The FDA has tightened their restrictions on labeling in 2009 and the necessity to list wheat as an ingredient has become a requirement on most labels.  The absence of wheat on a label does not mean a food is gluten free.

There are a few items that need to be taken into consideration:

  • FDA labeling only applies to items manufactured in the US.

  • There are levels of gluten allowed in "gluten free" items.

  • The labeling restrictions do not apply to food items that do not include (or never included) wheat type and gluten ingredients.  What this means is that some foods without the gluten free label may include less gluten than an item marked gluten free.

  • The only gluten ingredient required by law to be included on a label is wheat.  This means that other critical ingredients like Barley, Rye and Oats do not need to be on a label.

Confusing right?  No kidding.  If you are a person with an allergy to gluten or just avoiding wheat products this might not be as critical as it is to a person living as a celiac.  I have listed the ingredients to avoid when reading labels.  Where there is controversy I have tried to explain the controversy and then I leave it up to you to make an educated decision on whether to eat that food or not.  It is a personal call in some cases (like carmel coloring.) My explanation of ingredients is taken from the FDA website.  It is as close to the real answer as I can get.

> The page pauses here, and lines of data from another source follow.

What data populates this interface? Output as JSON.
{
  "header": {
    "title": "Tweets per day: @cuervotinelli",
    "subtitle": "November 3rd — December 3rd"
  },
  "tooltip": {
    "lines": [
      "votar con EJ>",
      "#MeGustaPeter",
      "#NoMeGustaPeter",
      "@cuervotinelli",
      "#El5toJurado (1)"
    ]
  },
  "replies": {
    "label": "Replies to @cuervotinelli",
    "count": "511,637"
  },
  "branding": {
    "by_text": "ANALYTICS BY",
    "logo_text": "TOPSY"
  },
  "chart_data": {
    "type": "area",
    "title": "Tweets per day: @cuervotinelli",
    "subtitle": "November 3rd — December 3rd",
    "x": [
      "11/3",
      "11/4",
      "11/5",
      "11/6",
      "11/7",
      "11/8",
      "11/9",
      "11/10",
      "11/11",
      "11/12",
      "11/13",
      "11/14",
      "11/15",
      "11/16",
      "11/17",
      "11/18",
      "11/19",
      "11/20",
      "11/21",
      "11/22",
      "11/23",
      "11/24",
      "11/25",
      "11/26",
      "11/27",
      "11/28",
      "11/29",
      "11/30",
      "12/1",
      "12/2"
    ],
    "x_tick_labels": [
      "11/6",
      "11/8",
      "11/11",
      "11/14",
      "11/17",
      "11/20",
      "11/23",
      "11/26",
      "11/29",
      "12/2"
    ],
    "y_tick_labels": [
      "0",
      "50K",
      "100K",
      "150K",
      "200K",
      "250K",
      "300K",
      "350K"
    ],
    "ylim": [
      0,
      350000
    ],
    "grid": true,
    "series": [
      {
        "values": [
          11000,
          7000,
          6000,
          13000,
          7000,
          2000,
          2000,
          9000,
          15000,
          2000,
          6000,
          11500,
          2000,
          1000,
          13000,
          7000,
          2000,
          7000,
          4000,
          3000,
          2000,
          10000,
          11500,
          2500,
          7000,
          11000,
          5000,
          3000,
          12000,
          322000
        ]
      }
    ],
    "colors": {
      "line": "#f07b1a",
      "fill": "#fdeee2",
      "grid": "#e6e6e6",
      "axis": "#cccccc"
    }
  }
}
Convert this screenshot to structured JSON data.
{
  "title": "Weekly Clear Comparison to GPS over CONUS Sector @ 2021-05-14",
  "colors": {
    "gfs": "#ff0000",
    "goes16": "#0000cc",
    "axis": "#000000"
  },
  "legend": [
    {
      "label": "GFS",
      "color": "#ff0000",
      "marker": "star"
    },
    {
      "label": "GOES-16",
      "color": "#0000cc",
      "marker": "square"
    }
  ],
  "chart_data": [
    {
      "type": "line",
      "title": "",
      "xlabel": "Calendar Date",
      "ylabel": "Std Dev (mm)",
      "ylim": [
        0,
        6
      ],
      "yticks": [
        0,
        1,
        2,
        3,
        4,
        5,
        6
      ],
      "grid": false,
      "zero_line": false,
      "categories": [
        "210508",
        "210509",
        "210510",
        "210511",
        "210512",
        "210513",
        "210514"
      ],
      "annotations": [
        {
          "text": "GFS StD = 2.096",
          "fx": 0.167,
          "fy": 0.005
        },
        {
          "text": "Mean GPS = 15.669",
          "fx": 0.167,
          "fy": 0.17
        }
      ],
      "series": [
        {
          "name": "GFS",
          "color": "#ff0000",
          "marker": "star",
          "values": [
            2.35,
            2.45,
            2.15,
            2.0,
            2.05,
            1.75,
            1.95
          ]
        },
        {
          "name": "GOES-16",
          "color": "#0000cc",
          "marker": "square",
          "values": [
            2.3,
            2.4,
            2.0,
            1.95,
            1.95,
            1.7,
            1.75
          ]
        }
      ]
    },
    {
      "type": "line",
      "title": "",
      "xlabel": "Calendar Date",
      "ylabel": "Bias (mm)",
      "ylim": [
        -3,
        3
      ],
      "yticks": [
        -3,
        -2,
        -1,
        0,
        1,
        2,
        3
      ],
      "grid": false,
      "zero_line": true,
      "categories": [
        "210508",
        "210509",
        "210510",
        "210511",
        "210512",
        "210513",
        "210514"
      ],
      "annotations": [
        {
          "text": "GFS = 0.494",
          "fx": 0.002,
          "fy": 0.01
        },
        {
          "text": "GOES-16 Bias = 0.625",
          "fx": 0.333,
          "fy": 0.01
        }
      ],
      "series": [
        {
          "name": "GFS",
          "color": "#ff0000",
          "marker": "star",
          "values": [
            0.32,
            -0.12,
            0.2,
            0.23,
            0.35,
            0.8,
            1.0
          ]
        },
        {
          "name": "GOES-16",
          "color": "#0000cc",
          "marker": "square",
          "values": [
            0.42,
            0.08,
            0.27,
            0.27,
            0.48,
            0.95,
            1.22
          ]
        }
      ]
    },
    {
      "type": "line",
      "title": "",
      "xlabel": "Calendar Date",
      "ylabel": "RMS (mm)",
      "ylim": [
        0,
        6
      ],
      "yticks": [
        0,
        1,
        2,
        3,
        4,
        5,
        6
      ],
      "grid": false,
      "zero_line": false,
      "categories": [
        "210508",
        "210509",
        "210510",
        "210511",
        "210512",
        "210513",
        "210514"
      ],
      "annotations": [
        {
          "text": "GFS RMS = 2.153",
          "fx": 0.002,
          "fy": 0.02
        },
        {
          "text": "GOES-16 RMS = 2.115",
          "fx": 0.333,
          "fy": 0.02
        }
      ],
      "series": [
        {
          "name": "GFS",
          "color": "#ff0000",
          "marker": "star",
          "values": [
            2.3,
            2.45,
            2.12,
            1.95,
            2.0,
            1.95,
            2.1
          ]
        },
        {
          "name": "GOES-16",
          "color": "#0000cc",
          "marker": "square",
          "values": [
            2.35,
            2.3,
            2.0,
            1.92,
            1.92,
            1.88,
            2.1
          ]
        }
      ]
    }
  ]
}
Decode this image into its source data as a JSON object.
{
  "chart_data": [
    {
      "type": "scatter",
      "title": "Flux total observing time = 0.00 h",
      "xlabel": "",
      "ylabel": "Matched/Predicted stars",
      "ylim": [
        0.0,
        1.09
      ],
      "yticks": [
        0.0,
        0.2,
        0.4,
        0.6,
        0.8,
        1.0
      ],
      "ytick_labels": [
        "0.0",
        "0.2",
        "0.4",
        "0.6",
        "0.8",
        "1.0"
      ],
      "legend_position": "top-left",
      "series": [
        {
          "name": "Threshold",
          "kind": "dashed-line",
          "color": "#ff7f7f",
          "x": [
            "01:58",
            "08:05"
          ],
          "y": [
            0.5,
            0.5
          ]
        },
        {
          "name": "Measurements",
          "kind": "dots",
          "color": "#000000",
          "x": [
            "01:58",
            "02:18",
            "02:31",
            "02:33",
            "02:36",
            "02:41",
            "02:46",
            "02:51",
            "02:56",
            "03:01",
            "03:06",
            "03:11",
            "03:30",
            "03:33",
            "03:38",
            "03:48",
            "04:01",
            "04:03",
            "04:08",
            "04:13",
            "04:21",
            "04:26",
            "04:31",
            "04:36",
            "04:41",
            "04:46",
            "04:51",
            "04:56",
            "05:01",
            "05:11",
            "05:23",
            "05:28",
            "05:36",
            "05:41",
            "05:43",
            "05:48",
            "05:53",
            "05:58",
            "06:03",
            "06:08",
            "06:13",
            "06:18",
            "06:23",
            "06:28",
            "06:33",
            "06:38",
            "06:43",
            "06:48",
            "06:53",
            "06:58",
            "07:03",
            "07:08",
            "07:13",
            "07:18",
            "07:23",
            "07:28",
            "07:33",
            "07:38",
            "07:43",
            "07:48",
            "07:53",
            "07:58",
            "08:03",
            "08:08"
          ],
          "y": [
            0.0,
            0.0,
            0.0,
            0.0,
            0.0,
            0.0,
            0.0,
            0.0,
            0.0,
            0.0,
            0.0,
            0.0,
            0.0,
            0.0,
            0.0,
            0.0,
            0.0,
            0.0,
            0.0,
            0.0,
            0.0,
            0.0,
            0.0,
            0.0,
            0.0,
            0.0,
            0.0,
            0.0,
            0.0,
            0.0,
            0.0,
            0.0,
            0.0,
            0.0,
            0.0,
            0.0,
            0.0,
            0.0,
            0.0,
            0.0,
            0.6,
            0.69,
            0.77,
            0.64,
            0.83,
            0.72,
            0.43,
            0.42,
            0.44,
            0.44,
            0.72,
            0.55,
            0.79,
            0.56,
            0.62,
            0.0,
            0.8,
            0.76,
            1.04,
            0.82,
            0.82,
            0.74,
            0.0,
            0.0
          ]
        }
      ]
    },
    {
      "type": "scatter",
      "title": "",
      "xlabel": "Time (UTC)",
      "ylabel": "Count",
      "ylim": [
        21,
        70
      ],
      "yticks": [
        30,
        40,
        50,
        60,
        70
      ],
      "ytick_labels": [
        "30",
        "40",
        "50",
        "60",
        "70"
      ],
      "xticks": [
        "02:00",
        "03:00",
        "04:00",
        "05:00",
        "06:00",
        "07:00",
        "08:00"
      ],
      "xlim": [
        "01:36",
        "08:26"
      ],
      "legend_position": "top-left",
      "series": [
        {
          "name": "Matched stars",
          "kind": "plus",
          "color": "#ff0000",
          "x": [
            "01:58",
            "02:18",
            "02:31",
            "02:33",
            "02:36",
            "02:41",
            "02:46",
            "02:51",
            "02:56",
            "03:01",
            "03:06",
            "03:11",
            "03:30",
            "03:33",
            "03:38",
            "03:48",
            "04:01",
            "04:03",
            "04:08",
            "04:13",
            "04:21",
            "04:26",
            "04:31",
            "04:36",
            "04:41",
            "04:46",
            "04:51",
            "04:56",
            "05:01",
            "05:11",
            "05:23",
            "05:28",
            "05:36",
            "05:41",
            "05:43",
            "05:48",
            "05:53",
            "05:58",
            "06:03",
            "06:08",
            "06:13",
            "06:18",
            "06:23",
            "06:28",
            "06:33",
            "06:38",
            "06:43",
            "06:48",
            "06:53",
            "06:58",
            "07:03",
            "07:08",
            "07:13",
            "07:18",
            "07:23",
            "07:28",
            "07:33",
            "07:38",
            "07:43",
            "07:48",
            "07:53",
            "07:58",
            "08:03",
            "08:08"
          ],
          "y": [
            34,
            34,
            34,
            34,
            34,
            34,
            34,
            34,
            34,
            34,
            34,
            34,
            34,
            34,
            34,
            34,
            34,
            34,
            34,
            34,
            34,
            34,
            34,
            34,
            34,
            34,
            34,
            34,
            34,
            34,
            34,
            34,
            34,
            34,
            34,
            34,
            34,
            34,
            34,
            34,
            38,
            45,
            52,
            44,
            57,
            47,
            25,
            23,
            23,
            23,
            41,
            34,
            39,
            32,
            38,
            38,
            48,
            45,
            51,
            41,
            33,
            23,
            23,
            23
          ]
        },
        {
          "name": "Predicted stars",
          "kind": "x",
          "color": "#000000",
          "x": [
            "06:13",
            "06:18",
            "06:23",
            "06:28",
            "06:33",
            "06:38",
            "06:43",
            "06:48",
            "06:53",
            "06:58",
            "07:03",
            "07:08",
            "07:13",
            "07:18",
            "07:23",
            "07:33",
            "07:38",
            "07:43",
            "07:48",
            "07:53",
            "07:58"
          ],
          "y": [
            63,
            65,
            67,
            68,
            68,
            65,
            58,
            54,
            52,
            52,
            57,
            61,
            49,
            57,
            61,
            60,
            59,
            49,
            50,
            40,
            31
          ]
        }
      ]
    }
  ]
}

Ingredients that signify gluten in a product:
Wheat
Rye
Oats
Barley
Bulgur
Spelt
Kamut
Flour (wheat, rye, barley oat)
Malt
Barley malt
Malt vinegar
Soy Sauce (most soy sauce contains wheat)
Teriyaki sauce (contains soy sauce)
Starch (wheat)
Gluten (except corn gluten)
Brewer's yeast (unless listed on dietary food supplements)
Hydrolyzed wheat protein (vegetable, soy and plant protein are safe)
Triticale
Wheat germ
Wheat bran
Graham flour
Durum flour
Oat bran
Farina
Couscous
Fu (dried wheat gluten)
Gliadin (protein found in wheat gluten)
Seitan (often used in "fake" meat products)
Dinkle
Wheat based semolina
Semolina
Einkorn
Emmer
Farro
Dextrin
Wheat maltodextrin (sometimes listed as maltodextrin (wheat)
Brown rice syrup (often contains barley malt)

The Controversial Ingredients:

Modified Food Starch:
may be wheat starch although most often corn.

Carmel Coloring:
FDA permits the use of malt syrup to make carmel color and does not require this to be on the label.  Although most always corn syrup there is no real way to tell. Meat products that use carmel coloring seem the most in question.  You decide what works for you.

This list is a handy guide for food shopping.  You can also see an extended food and ingredient list at www.celiac.com for both safe and unsafe food items.

Another thing to look out for; manufacturing labels.  If a label says PACKAGED IN A FACILITY THAT ALSO PROCESSES WHEAT PRODUCTS I may consider buying it depending on the food since it probably didn't touch the wheat products.  If a label says MANUFACTURED ON EQUIPMENT SHARED WITH WHEAT I leave it on the shelf.  It's not worth it!

Certain items like ice cream and chocolate are iffy.  Liquids don't often remain on a belt or in a mixer so they are less likely to hold traces of gluten - as a rule - but that is just my opinion.

You do need to check the manufacturer and check their reputation before making your final decision.  There are a few great manufacturers (like Amy's foods) that make both GF and gluten foods that are very careful about their practices and can be trusted.  In the end you need to trust your gut (no pun intended) and decide what you can, and can't live with.